Gedaagde zal, als de in het ongelijk gestelde partij, in de proceskosten worden veroordeeld. De proceskosten aan de zijde van eiseres worden tot op heden begroot op:
- dagvaarding € 104,02
- griffierecht € 8.519
- salaris advocaat
€ 4.247(1 punt × tarief VIII à € 4.247)
totaal € 12.870,02
2.10.
Onder de proceskosten vallen ook de nakosten. De nakosten worden begroot op het bedrag genoemd in het liquidatietarief civiel (per 1 februari 2023: € 173).

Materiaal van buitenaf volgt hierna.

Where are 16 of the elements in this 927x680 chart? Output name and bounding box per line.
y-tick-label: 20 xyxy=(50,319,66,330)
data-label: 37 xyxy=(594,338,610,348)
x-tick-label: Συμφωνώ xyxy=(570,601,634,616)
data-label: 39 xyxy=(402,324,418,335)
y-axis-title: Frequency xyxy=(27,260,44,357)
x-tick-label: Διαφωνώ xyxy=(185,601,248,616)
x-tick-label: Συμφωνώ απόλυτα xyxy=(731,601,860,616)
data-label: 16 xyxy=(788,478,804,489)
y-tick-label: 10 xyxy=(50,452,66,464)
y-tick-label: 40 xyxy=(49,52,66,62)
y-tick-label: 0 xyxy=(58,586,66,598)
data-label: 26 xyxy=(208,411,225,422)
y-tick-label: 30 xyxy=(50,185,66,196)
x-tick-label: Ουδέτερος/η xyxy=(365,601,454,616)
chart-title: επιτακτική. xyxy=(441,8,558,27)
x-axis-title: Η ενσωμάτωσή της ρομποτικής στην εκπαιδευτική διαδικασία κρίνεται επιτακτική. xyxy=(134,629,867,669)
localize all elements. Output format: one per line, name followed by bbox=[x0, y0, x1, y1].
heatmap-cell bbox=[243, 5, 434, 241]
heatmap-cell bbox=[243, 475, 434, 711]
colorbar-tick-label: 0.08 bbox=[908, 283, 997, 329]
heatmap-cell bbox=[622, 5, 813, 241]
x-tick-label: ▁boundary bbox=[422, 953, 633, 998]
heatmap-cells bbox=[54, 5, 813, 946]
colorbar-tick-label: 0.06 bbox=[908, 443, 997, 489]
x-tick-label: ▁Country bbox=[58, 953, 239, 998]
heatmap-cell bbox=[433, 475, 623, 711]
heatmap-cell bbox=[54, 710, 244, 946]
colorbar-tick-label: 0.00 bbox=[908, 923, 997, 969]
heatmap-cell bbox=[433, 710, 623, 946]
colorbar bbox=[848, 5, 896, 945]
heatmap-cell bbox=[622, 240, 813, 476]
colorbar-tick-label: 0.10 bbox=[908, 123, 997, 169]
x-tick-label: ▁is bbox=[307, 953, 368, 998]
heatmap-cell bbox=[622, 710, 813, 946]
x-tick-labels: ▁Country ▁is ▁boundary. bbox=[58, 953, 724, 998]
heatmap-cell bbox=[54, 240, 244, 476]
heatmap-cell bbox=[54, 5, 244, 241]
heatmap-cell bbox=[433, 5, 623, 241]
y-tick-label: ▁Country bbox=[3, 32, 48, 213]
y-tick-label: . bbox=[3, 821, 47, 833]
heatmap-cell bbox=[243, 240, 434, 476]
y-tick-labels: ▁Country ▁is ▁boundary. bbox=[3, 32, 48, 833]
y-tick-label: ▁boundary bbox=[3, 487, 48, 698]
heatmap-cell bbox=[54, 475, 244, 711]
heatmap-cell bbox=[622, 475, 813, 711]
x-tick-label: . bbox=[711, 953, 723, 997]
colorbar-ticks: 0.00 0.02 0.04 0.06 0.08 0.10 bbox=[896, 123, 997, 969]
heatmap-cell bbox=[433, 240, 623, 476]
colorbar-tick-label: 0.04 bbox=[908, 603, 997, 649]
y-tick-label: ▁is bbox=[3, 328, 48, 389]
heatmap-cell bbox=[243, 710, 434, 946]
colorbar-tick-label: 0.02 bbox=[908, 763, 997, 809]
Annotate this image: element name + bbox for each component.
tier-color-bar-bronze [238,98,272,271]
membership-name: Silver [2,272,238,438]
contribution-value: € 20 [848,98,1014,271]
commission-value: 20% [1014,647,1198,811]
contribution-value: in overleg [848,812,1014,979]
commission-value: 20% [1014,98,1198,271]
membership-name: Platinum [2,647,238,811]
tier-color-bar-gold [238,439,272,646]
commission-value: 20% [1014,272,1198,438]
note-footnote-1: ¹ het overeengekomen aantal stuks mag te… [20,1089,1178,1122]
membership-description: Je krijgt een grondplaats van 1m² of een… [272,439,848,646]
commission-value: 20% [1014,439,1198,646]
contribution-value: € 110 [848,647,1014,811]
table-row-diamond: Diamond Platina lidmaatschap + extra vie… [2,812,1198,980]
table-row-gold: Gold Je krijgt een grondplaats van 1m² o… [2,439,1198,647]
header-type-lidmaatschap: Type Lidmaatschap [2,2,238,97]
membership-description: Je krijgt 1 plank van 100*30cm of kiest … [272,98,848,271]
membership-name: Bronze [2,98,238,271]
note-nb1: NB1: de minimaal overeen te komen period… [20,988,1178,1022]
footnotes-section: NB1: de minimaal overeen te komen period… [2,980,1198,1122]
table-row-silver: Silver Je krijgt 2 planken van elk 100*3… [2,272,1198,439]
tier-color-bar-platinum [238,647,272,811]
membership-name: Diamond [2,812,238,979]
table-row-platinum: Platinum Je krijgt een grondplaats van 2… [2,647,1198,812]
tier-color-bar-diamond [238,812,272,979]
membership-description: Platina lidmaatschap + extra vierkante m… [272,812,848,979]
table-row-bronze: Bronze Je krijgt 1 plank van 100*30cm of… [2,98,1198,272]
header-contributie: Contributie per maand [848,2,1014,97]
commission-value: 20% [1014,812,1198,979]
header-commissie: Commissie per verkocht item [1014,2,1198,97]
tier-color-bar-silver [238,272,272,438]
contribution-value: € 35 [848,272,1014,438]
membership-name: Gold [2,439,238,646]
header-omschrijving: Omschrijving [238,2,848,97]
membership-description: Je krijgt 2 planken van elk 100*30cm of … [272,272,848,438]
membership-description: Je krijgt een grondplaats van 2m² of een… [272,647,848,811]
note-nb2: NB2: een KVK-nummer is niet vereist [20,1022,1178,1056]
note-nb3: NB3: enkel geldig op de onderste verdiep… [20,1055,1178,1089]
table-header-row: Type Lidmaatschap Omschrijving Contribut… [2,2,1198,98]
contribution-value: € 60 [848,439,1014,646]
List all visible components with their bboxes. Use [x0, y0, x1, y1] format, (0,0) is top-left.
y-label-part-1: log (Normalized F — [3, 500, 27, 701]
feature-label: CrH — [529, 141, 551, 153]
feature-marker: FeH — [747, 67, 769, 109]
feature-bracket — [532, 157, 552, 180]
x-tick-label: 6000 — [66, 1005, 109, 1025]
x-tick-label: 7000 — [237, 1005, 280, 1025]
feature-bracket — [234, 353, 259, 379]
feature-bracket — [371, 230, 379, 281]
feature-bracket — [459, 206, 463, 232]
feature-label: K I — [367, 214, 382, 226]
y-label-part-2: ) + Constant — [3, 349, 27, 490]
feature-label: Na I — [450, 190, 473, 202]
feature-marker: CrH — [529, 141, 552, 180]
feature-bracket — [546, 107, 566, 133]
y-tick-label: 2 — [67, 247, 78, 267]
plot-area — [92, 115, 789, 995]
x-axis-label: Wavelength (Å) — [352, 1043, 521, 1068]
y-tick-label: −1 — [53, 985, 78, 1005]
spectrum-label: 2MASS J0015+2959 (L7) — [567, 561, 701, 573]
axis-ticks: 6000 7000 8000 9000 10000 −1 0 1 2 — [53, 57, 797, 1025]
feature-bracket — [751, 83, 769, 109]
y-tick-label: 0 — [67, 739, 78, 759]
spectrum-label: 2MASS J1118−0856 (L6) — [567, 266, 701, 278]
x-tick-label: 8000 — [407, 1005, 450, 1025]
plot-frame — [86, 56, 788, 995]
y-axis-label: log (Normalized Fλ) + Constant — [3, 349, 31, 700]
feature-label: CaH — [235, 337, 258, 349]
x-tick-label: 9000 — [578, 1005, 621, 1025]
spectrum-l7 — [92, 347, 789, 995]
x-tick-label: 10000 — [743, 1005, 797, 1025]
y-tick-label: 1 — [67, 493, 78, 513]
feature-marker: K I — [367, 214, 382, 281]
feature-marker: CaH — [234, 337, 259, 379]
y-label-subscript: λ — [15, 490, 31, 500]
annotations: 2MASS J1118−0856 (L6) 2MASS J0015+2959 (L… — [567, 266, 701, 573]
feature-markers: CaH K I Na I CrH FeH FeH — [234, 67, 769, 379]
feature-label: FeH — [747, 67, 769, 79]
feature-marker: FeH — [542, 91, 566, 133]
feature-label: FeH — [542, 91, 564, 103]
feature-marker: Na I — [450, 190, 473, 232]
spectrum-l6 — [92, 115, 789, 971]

In geval van betekening komen daar een extra bedrag aan salaris (per 1 februari 2023: € 90) en de explootkosten van betekening bij.

3.De beslissing

De rechtbank
3.1.
veroordeelt gedaagde om tegen behoorlijk bewijs van kwijting aan eiseres te betalen een bedrag van € 1.196.370 aan hoofdsom, te vermeerderen met de contractuele rente van 2% per maand te rekenen vanaf de vervaldata van de respectievelijke facturen tot aan de dag der algehele voldoening;
3.2.
veroordeelt gedaagde om tegen behoorlijk bewijs van kwijting aan eiseres te betalen een bedrag van € 6.775 aan buitengerechtelijke kosten;
3.3.
veroordeelt gedaagde in de proceskosten, aan de zijde van eisende partij tot op heden begroot op € 12.870,02, aan tot op heden gemaakte kosten, vermeerderd met de nakosten als genoemd in 2.9.;
3.4.
verklaart dit vonnis tot zover uitvoerbaar bij voorraad;
3.5.
wijst het meer of anders gevorderde af.
Dit vonnis is gewezen door mr. P. Dondorp en in het openbaar uitgesproken op 3 mei 2023.
Type: 309/1554

Voetnoten

1.Verordening (EU) nr. 1215/2012 van het Europese Parlement en de Raad van 12 december 2012 betreffende de rechterlijke bevoegdheid, de erkenning en de tenuitvoerlegging van beslissingen in burgerlijke en handelszaken (herschikking) (PbEU 2012, L 351/1)
2.Verordening (EG) nr. 593/2008 inzake het recht dat van toepassing is op verbintenissen uit overeenkomst.